ELVEDA BÜYÜK BAŞKAN, HOŞGELDİN YENİ BAŞBAKAN

Murat Güçlü

Türkiye'nin geçen haftaki gündeminde iki konu öne çıktı. Birinci olarak spor dünyasının önemli ismi eski BJK klübü başkanı Süleyman Seba'nın vefatı ve akabinde kendisine yapılan cenaze töreni gündemi işgal etti.

Süleyman Seba 88 yaşında hayata gözlerini yumdu. Ömrünü Beşiktaş'a ve Türk futboluna adamış bir insandı. Adı anıldığında taraflı tarafsız herkesin takdirini ve saygısı kazanmış biri olarak defnedildi. Cenazesine cumhurbaşkanı başta olmak üzere, siyaset ve spor dünyasının önemli ve meşhur isimlerinin katılması tabiki önemsiz görülmez ve Seba'nın değerini gösterir. Ancak uzun süre görev yapmış büyük klüp başkanlarının çoğu için de benzer katılım gerçekleşirdi. Seba'nın cenazesine ise tüm kulüplerin taraftarları sahip çıktı. Bu durum, fanatizmin herkesi kör ettiği bir dönemde 14 yıldır görevde olmayan bir klüp başkanına gösterilen sevginin samimiyetini ortaya koymaktadır.

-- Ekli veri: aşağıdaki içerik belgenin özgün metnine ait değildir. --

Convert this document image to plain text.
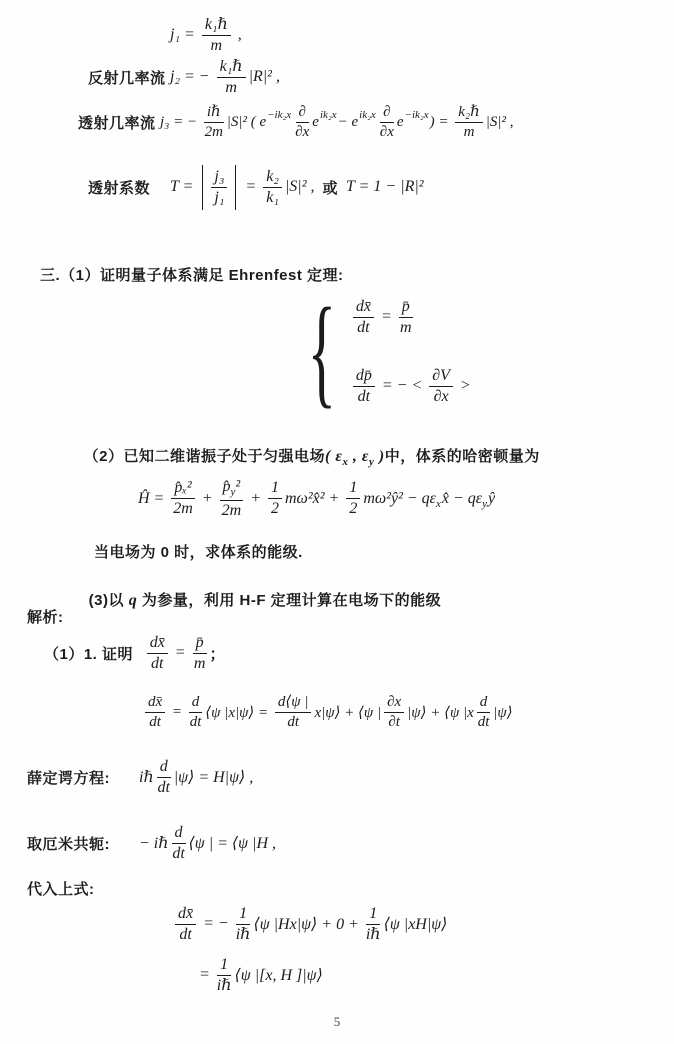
$j_1 = \frac{\text{k₁ℏ}}{m}$ ,
反射几率流 j₂ = − $\frac{\text{k₁ℏ}}{m} |R|^2$ ,
透射几率流 j₃ = − $\frac{\text{iℏ}}{2m} |S|^2$ ( $e -ik_2x \frac{\partial}{\partial x}$ e ik₂x − e $ik_2x \frac{\partial}{\partial x}$ e −ik₂x ) = $\frac{\text{k₂ℏ}}{m} |S|^2$ ,
透射系数	$T = \frac{\text{j₃}}{\text{j₁}} = \frac{\text{k₂}}{\text{k₁}} |S|^2$ , 或 T = 1 − |R|²
三.（1）证明量子体系满足 Ehrenfest 定理:
{ $\frac{dx̄}{dt} = \frac{p̄}{m}$
$\frac{dp̄}{dt}$ = − < $\frac{\partial V}{\partial x}$ >

（2）已知二维谐振子处于匀强电场( $\varepsilon_x$ , $\varepsilon_y$ )中，体系的哈密顿量为

Ĥ = $\frac{\text{p̂ₓ²}}{2m} + \frac{p̂_y^2}{2m} + \frac{1}{2}$ mω²x̂² + $\frac{1}{2}$ mω²ŷ² − qε x x̂ − qε y ŷ
当电场为 0 时，求体系的能级.

(3)以 q 为参量，利用 H-F 定理计算在电场下的能级

解析:
（1）1. 证明 $\frac{dx̄}{dt} = \frac{p̄}{m}$ ；
$\frac{dx̄}{dt} = \frac{d}{dt}$ ⟨ψ |x|ψ⟩ = $\frac{d⟨\psi |}{dt}$ x|ψ⟩ + ⟨ψ | $\frac{\partial x}{\partial t}$ |ψ⟩ + ⟨ψ $|x \frac{d}{dt}$ |ψ⟩
薛定谔方程:	iℏ $\frac{d}{dt}$ |ψ⟩ = H|ψ⟩ ,
取厄米共轭:	− iℏ $\frac{d}{dt}$ ⟨ψ | = ⟨ψ |H ,
代入上式:
$\frac{dx̄}{dt}$ = − $\frac{1}{\text{iℏ}}$ ⟨ψ |Hx|ψ⟩ + $0 + \frac{1}{\text{iℏ}}$ ⟨ψ |xH|ψ⟩
= $\frac{1}{\text{iℏ}}$ ⟨ψ |[x, H ]|ψ⟩
5
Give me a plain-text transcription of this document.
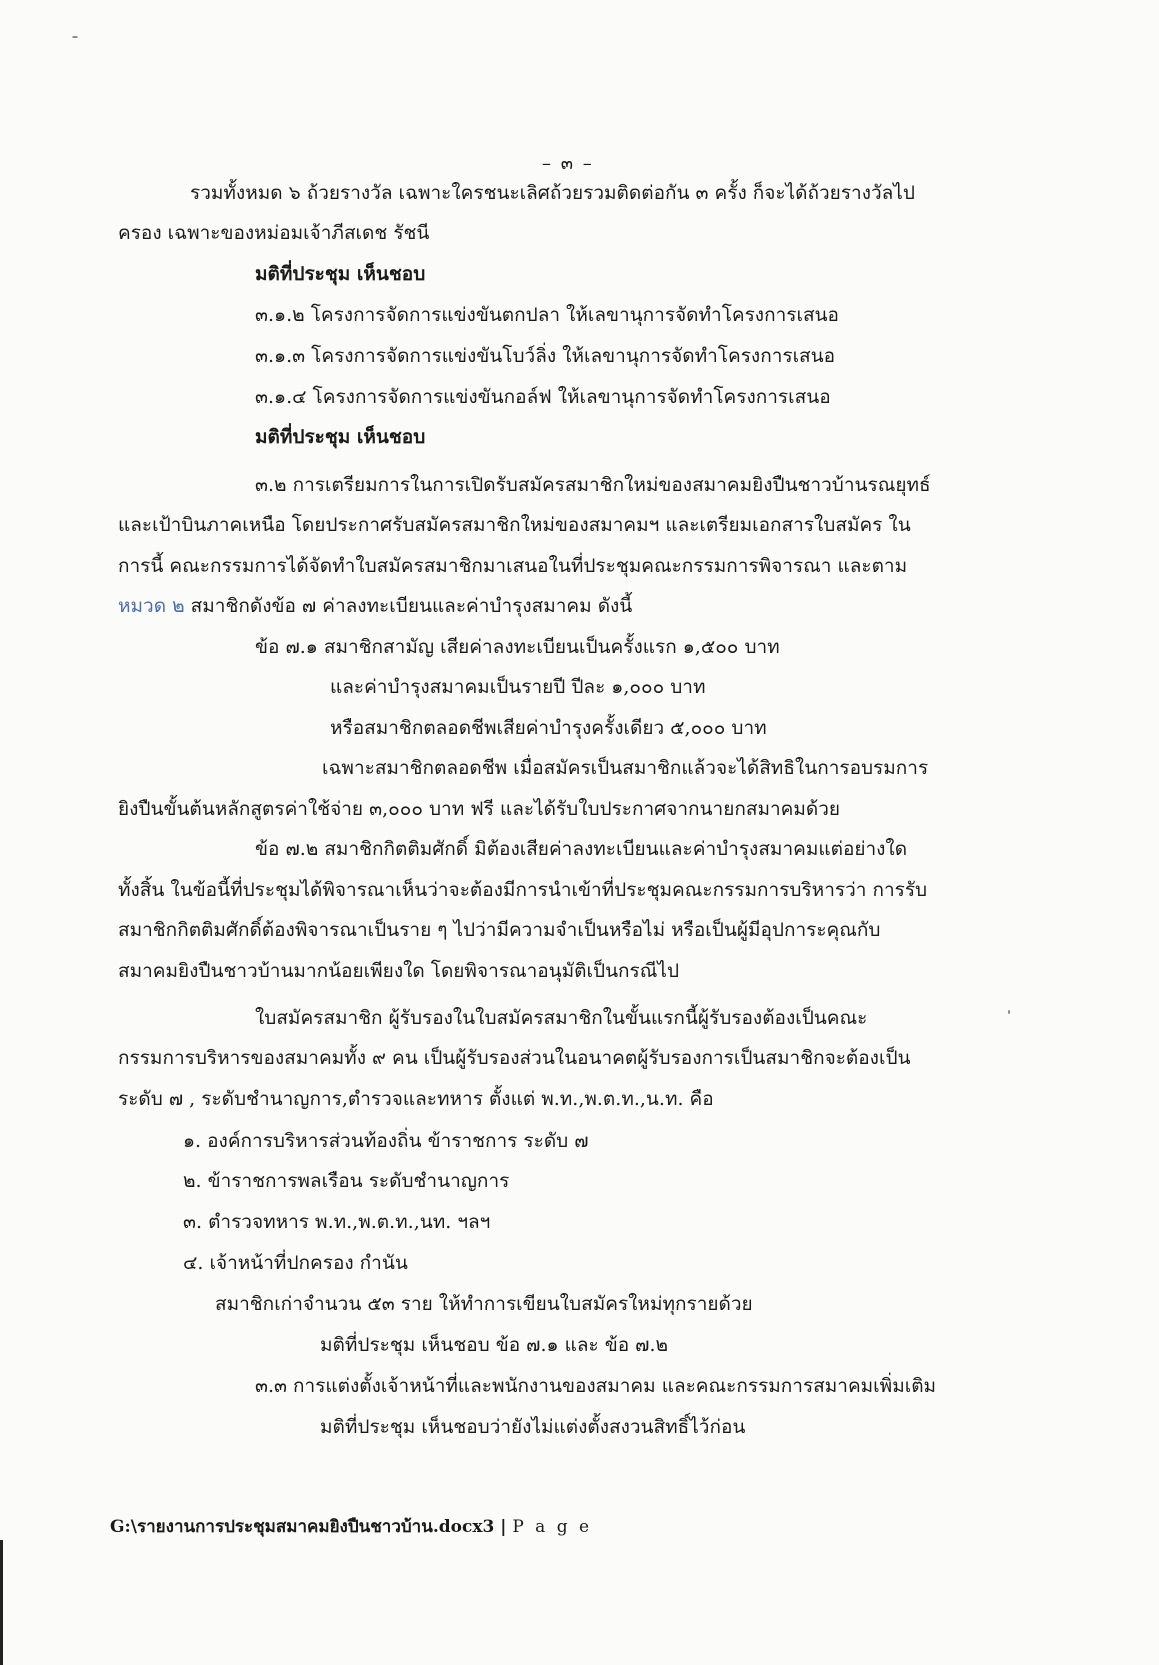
– ๓ –
รวมทั้งหมด ๖ ถ้วยรางวัล เฉพาะใครชนะเลิศถ้วยรวมติดต่อกัน ๓ ครั้ง ก็จะได้ถ้วยรางวัลไป
ครอง เฉพาะของหม่อมเจ้าภีสเดช รัชนี
มติที่ประชุม เห็นชอบ
๓.๑.๒ โครงการจัดการแข่งขันตกปลา ให้เลขานุการจัดทำโครงการเสนอ
๓.๑.๓ โครงการจัดการแข่งขันโบว์ลิ่ง ให้เลขานุการจัดทำโครงการเสนอ
๓.๑.๔ โครงการจัดการแข่งขันกอล์ฟ ให้เลขานุการจัดทำโครงการเสนอ
มติที่ประชุม เห็นชอบ
๓.๒ การเตรียมการในการเปิดรับสมัครสมาชิกใหม่ของสมาคมยิงปืนชาวบ้านรณยุทธ์
และเป้าบินภาคเหนือ โดยประกาศรับสมัครสมาชิกใหม่ของสมาคมฯ และเตรียมเอกสารใบสมัคร ใน
การนี้ คณะกรรมการได้จัดทำใบสมัครสมาชิกมาเสนอในที่ประชุมคณะกรรมการพิจารณา และตาม
หมวด ๒ สมาชิกดังข้อ ๗ ค่าลงทะเบียนและค่าบำรุงสมาคม ดังนี้
ข้อ ๗.๑ สมาชิกสามัญ เสียค่าลงทะเบียนเป็นครั้งแรก ๑,๕๐๐ บาท
และค่าบำรุงสมาคมเป็นรายปี ปีละ ๑,๐๐๐ บาท
หรือสมาชิกตลอดชีพเสียค่าบำรุงครั้งเดียว ๕,๐๐๐ บาท
เฉพาะสมาชิกตลอดชีพ เมื่อสมัครเป็นสมาชิกแล้วจะได้สิทธิในการอบรมการ
ยิงปืนขั้นต้นหลักสูตรค่าใช้จ่าย ๓,๐๐๐ บาท ฟรี และได้รับใบประกาศจากนายกสมาคมด้วย
ข้อ ๗.๒ สมาชิกกิตติมศักดิ์ มิต้องเสียค่าลงทะเบียนและค่าบำรุงสมาคมแต่อย่างใด
ทั้งสิ้น ในข้อนี้ที่ประชุมได้พิจารณาเห็นว่าจะต้องมีการนำเข้าที่ประชุมคณะกรรมการบริหารว่า การรับ
สมาชิกกิตติมศักดิ์ต้องพิจารณาเป็นราย ๆ ไปว่ามีความจำเป็นหรือไม่ หรือเป็นผู้มีอุปการะคุณกับ
สมาคมยิงปืนชาวบ้านมากน้อยเพียงใด โดยพิจารณาอนุมัติเป็นกรณีไป
ใบสมัครสมาชิก ผู้รับรองในใบสมัครสมาชิกในขั้นแรกนี้ผู้รับรองต้องเป็นคณะ
กรรมการบริหารของสมาคมทั้ง ๙ คน เป็นผู้รับรองส่วนในอนาคตผู้รับรองการเป็นสมาชิกจะต้องเป็น
ระดับ ๗ , ระดับชำนาญการ,ตำรวจและทหาร ตั้งแต่ พ.ท.,พ.ต.ท.,น.ท. คือ
๑. องค์การบริหารส่วนท้องถิ่น ข้าราชการ ระดับ ๗
๒. ข้าราชการพลเรือน ระดับชำนาญการ
๓. ตำรวจทหาร พ.ท.,พ.ต.ท.,นท. ฯลฯ
๔. เจ้าหน้าที่ปกครอง กำนัน
สมาชิกเก่าจำนวน ๕๓ ราย ให้ทำการเขียนใบสมัครใหม่ทุกรายด้วย
มติที่ประชุม เห็นชอบ ข้อ ๗.๑ และ ข้อ ๗.๒
๓.๓ การแต่งตั้งเจ้าหน้าที่และพนักงานของสมาคม และคณะกรรมการสมาคมเพิ่มเติม
มติที่ประชุม เห็นชอบว่ายังไม่แต่งตั้งสงวนสิทธิ์ไว้ก่อน
G:\รายงานการประชุมสมาคมยิงปืนชาวบ้าน.docx3 | P a g e
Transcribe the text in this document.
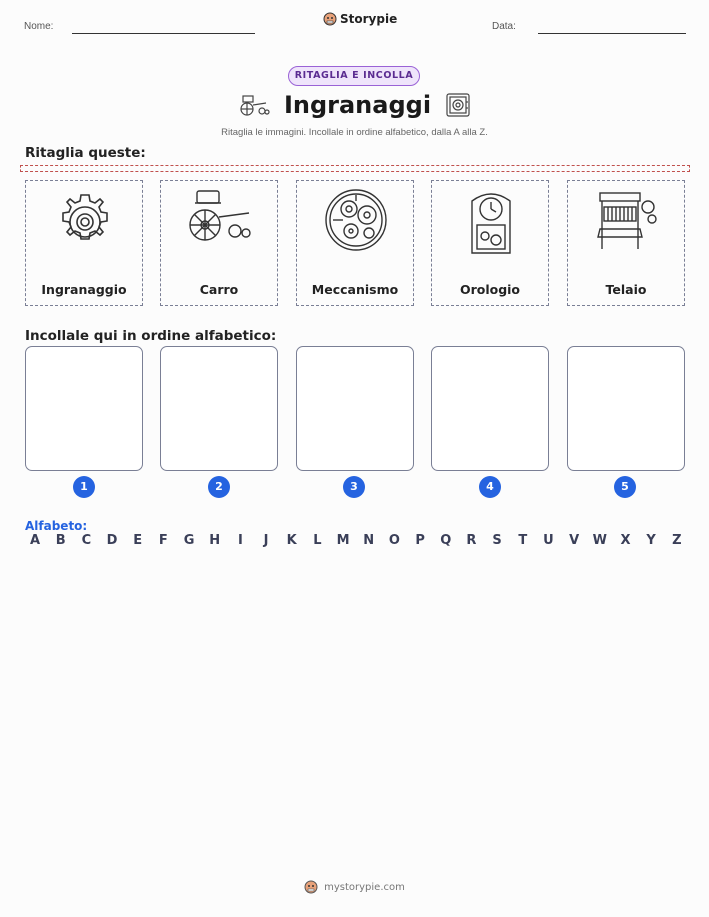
Nome:
Storypie
Data:
RITAGLIA E INCOLLA
Ingranaggi
Ritaglia le immagini. Incollale in ordine alfabetico, dalla A alla Z.
Ritaglia queste:
Ingranaggio	Carro	Meccanismo	Orologio	Telaio
Incollale qui in ordine alfabetico:
1	2	3	4	5
Alfabeto:
A	B	C	D	E	F	G H	I	J	K	L	M N O	P	Q	R	S	T	U	V	W	X	Y	Z
mystorypie.com
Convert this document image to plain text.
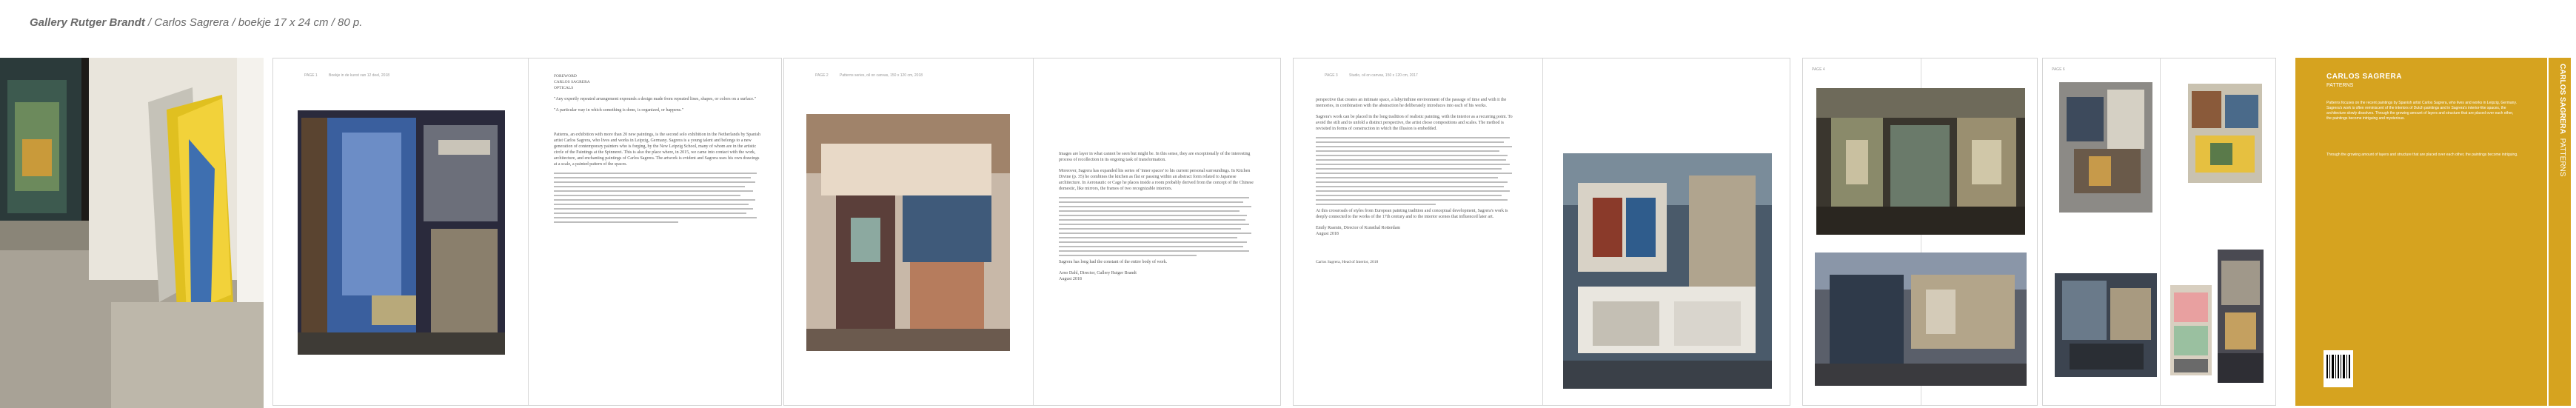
Gallery Rutger Brandt / Carlos Sagrera / boekje 17 x 24 cm / 80 p.
PAGE 1	Boekje in de kunst van 12 deel, 2018	FOREWORD
CARLOS SAGRERA
OPTICALS

"Any expertly repeated arrangement expounds a design made from repeated lines, shapes, or colors on a surface."

"A particular way in which something is done, is organized, or happens."

Patterns, an exhibition with more than 20 new paintings, is the second solo exhibition in the Netherlands by Spanish artist Carlos Sagrera, who lives and works in Leipzig, Germany. Sagrera is a young talent and belongs to a new generation of contemporary painters who is forging, by the New Leipzig School, many of whom are in the artistic circle of the Paintings at the Spinnerei. This is also the place where, in 2015, we came into contact with the work, architecture, and enchanting paintings of Carlos Sagrera. The artwork is evident and Sagrera uses his own drawings at a scale, a painted pattern of the spaces.

PAGE 2	Patterns series, oil on canvas, 150 x 120 cm, 2018

Images are layer in what cannot be seen but might be. In this sense, they are exceptionally of the interesting process of recollection in its ongoing task of transformation.

Moreover, Sagrera has expanded his series of 'inner spaces' to his current personal surroundings. In Kitchen Divine (p. 35) he combines the kitchen as flat or passing within an abstract form related to Japanese architecture. In Aeronautic or Cage he places inside a room probably derived from the concept of the Chinese domestic, like mirrors, the frames of two recognizable interiors.

Sagrera has long had the constant of the entire body of work.

Arno Dahl, Director, Gallery Rutger Brandt
August 2018
PAGE 3	Studio, oil on canvas, 150 x 120 cm, 2017

perspective that creates an intimate space, a labyrinthine environment of the passage of time and with it the memories, in combination with the abstraction he deliberately introduces into each of his works.

Sagrera's work can be placed in the long tradition of realistic painting, with the interior as a recurring point. To avoid the stilt and to unfold a distinct perspective, the artist chose compositions and scales. The method is revisited in forms of construction in which the illusion is embedded.

At this crossroads of styles from European painting tradition and conceptual development, Sagrera's work is deeply connected to the works of the 17th century and to the interior scenes that influenced later art.

Emily Rasmin, Director of Kunsthal Rotterdam
August 2018
Carlos Sagrera, Head of Interior, 2018
PAGE 4	PAGE 6
CARLOS SAGRERA
PATTERNS
Patterns focuses on the recent paintings by Spanish artist Carlos Sagrera, who lives and works in Leipzig, Germany. Sagrera's work is often reminiscent of the interiors of Dutch paintings and in Sagrera's interior-like spaces, the architecture slowly dissolves. Through the growing amount of layers and structure that are placed over each other, the paintings become intriguing and mysterious.
Through the growing amount of layers and structure that are placed over each other, the paintings become intriguing.
CARLOS SAGRERA  PATTERNS
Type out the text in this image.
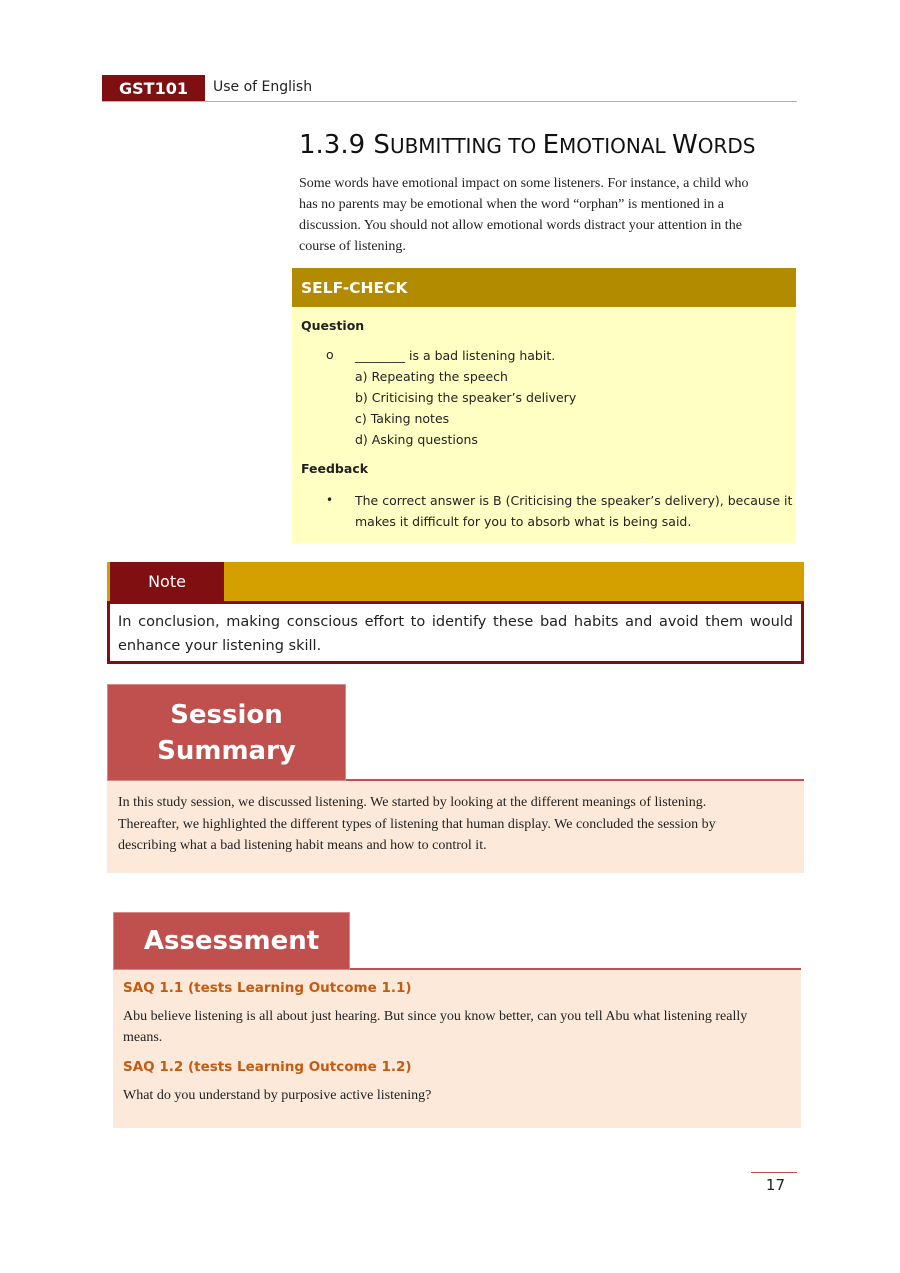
GST101	Use of English
1.3.9 SUBMITTING TO EMOTIONAL WORDS
Some words have emotional impact on some listeners. For instance, a child who
has no parents may be emotional when the word “orphan” is mentioned in a
discussion. You should not allow emotional words distract your attention in the
course of listening.
SELF-CHECK
Question
o ________ is a bad listening habit.
a) Repeating the speech
b) Criticising the speaker’s delivery
c) Taking notes
d) Asking questions
Feedback
• The correct answer is B (Criticising the speaker’s delivery), because it
makes it difficult for you to absorb what is being said.
Note
In conclusion, making conscious effort to identify these bad habits and avoid them would enhance your listening skill.
Session
Summary
In this study session, we discussed listening. We started by looking at the different meanings of listening.
Thereafter, we highlighted the different types of listening that human display. We concluded the session by
describing what a bad listening habit means and how to control it.
Assessment
SAQ 1.1 (tests Learning Outcome 1.1)
Abu believe listening is all about just hearing. But since you know better, can you tell Abu what listening really
means.
SAQ 1.2 (tests Learning Outcome 1.2)
What do you understand by purposive active listening?
17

Her ne kadar Türk toplumu İslami hassasiyetine uygun olarak meftanın ardından güzel konuşmayı adet edinse de kelin sırma saçlı olduğu, körün badem gözlü olduğu da bir gerçektir. Ancak Seba hakkında yazılanlara ve konuşulanlara baktığımızda, kendisine duyulan sevgi ve saygının yansımasını görüyoruz. Hakkındaki sitayişler yüksek oranda samimi bir duygunun dışa vurumuydu. Beşiktaş tarihine altın harflerle geçmiş bu güzel adam hakkında kimsenin aklına ilk olarak Beşiktaş'a kazandırdığı kupalar veya şampiyonluklar gelmedi. Ilk söylenenler mütevazılığı, beyefendiliği, hakşinaslığı idi. Seba Beşiktaş'a çok daha fazla şampiyonluk veya kupa kazandırmış olsaydı da veya daha az başarılı olsaydı hakkında söylenenler değişmeyecekti. Demek ki Süleyman Seba günümüzün tek geçerli akçesi kabul edilen başarı kriterine göre değerlendirilemeyen meziyetlere sahipmiş. Kendisine gösterilen bu teveccühün ardında biraz da bu değerlerimizi yitirmeye başlandığımızın hissedilmesinin de etkisi olduğunu zannediyorum. Umarız Türk sporunda ve sosyal hayatın diğer tüm alanlarında Süleyman Seba düşüncesinde ve davranışında bulunan "büyük" başkanların sayısı artar. Elveda büyük başkan...

 

Ülkemizin ikinci gündem maddesi ise "seçilmiş" Cumhurbaşkanımız sayın Recep Tayyip Erdoğan sonrası ne olacağı meselesiydi. Erdoğan'ının yerine gelecek AK Parti genel başkanı ve Başbakanın kim olacağı konusu herkesin gündemindeydi. Sayın Erdoğan yerine gelecek şahısta bulunması ve bulunmaması gereken özellikler hakkında kamuoyuna bir takım mesajlar verdi. Bu bilgiler çerçevesinde de kamuoyu haklı olarak isimler üzerinde tahminde bulunmaya çalıştı. Kimlerin tahmininin doğru olduğu 27 Ağustos'da yapılacak ak parti genel kurulunda belli olacak. Ama yapılan tahminlerde bir isim diğerlerine göre bariz şekilde öne çıkmakta, sayın Ahmet Davutoğlu. Tabiki başta bir Konyalı olarak sayın Bakanımızın böyle bir göreve gelmesinden büyük bir gurur ve mutluluk duyarız. Adının bu kadar yüksek sesle telaffuz edilmesi ve halkın nazarında büyük destek görmesi bile bizim için kafi derecede gurur vesilesidir. Kendisinin samimiyetinden ve gayretinden herkes emindir. Sayın Davutoğlu uzun yılardır Erdoğan ile birlikte siyaset yapmaktadır ve siyasi meselelerde kendisine uyumu adının yeni başbakan olarak geçmesine sebep olmuştur. Hem iç politikada olduğu kadar hatta daha fazla Türkiye'nin uluslararası alanda yüklenmesi gereken misyon hususunda aynı düşünmeleri Davutoğlu'nu diğer muhtemel adaylardan bir adım öne geçirdiği kanaatindeyim. Davutoğlu hakkında Ak Parti içinde muhalefet olduğu söylentilerine katılmıyorum. Sayın Davutoğlu'nun yükleneceği yeni görevi de başarıyla yerine getireceğinden kuşku duymuyoruz ve diyoruz ki, Hoş geldin yeni Başbakan...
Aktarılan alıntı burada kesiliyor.